Results 1 to 12 of 12

Thread: Universal archive format

  1. #1
    Programmer Bulat Ziganshin's Avatar
    Join Date
    Mar 2007
    Location
    Uzbekistan
    Posts
    4,497
    Thanks
    733
    Thanked 659 Times in 354 Posts

    Universal archive format

    All archive signatures are 8-byte values, with common 7-byte prefix specific for this particular archive type, and last byte determing the particular signature (start of archive, archive descriptor and so on..)

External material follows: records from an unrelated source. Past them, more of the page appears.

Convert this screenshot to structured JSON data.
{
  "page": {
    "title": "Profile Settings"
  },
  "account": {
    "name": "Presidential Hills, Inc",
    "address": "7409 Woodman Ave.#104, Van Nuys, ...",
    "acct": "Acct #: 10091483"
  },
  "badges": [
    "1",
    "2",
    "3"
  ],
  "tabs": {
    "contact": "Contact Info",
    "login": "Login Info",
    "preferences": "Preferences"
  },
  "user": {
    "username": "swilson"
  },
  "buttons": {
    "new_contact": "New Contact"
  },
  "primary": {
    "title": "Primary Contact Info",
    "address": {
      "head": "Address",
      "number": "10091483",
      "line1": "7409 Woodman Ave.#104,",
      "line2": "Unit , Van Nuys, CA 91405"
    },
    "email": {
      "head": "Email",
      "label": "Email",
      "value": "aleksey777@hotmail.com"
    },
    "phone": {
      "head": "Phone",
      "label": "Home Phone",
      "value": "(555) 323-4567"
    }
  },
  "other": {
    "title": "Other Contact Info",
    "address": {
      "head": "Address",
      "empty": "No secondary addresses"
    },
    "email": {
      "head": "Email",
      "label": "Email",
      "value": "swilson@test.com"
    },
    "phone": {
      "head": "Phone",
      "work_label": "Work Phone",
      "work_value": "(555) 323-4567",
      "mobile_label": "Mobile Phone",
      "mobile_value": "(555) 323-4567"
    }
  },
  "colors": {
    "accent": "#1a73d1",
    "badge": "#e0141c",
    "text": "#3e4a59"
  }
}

    Archive starts with archive start signature, used by file type identification tools. It is optionally followed by arhive header block that holds global information about the archive

    Then goes compressed archive data, followed by archive directory describing these data, followed by directory descriptor used to find and decipher the directory. Such sequence of 3 blocks may be repeated several times. Optionally it follows by the archive footer block that finished the archive. Alternative way of archive identification is by signature contained in the archive footer or by signature of archive descriptor that should be looked in the last 4KB of the file

    ... TBD

  2. #2
    Expert
    Matt Mahoney's Avatar
    Join Date
    May 2008
    Location
    Melbourne, Florida, USA
    Posts
    3,255
    Thanks
    306
    Thanked 778 Times in 485 Posts
    For FreeArc? Aren't there already a bunch of universal archive formats (zip, 7zip, rar, zpaq...)

  3. #3
    Programmer Bulat Ziganshin's Avatar
    Join Date
    Mar 2007
    Location
    Uzbekistan
    Posts
    4,497
    Thanks
    733
    Thanked 659 Times in 354 Posts
    it is based on my experience with existing FreeArc format and should be used in the next FreeArc format. i publish it because it may be useful for others and in hope to receive feedback

  4. #4
    Expert
    Matt Mahoney's Avatar
    Join Date
    May 2008
    Location
    Melbourne, Florida, USA
    Posts
    3,255
    Thanks
    306
    Thanked 778 Times in 485 Posts
    It's going to depend a lot on what features you want to support, like what compression formats, deduplication, fast incremental updates, history (like zpaq), encryption, volumes, error detection, error correction, remote backup support, Windows/Linux compatibility, and which file attributes to save (can you back up and restore the OS?). What are your goals?

  5. #5
    Member
    Join Date
    Aug 2014
    Location
    Argentina
    Posts
    464
    Thanks
    202
    Thanked 81 Times in 61 Posts
    IMHO, it must not be done what is already well done. But if you want to include support for more features than other archive formats I have to say 'very good'.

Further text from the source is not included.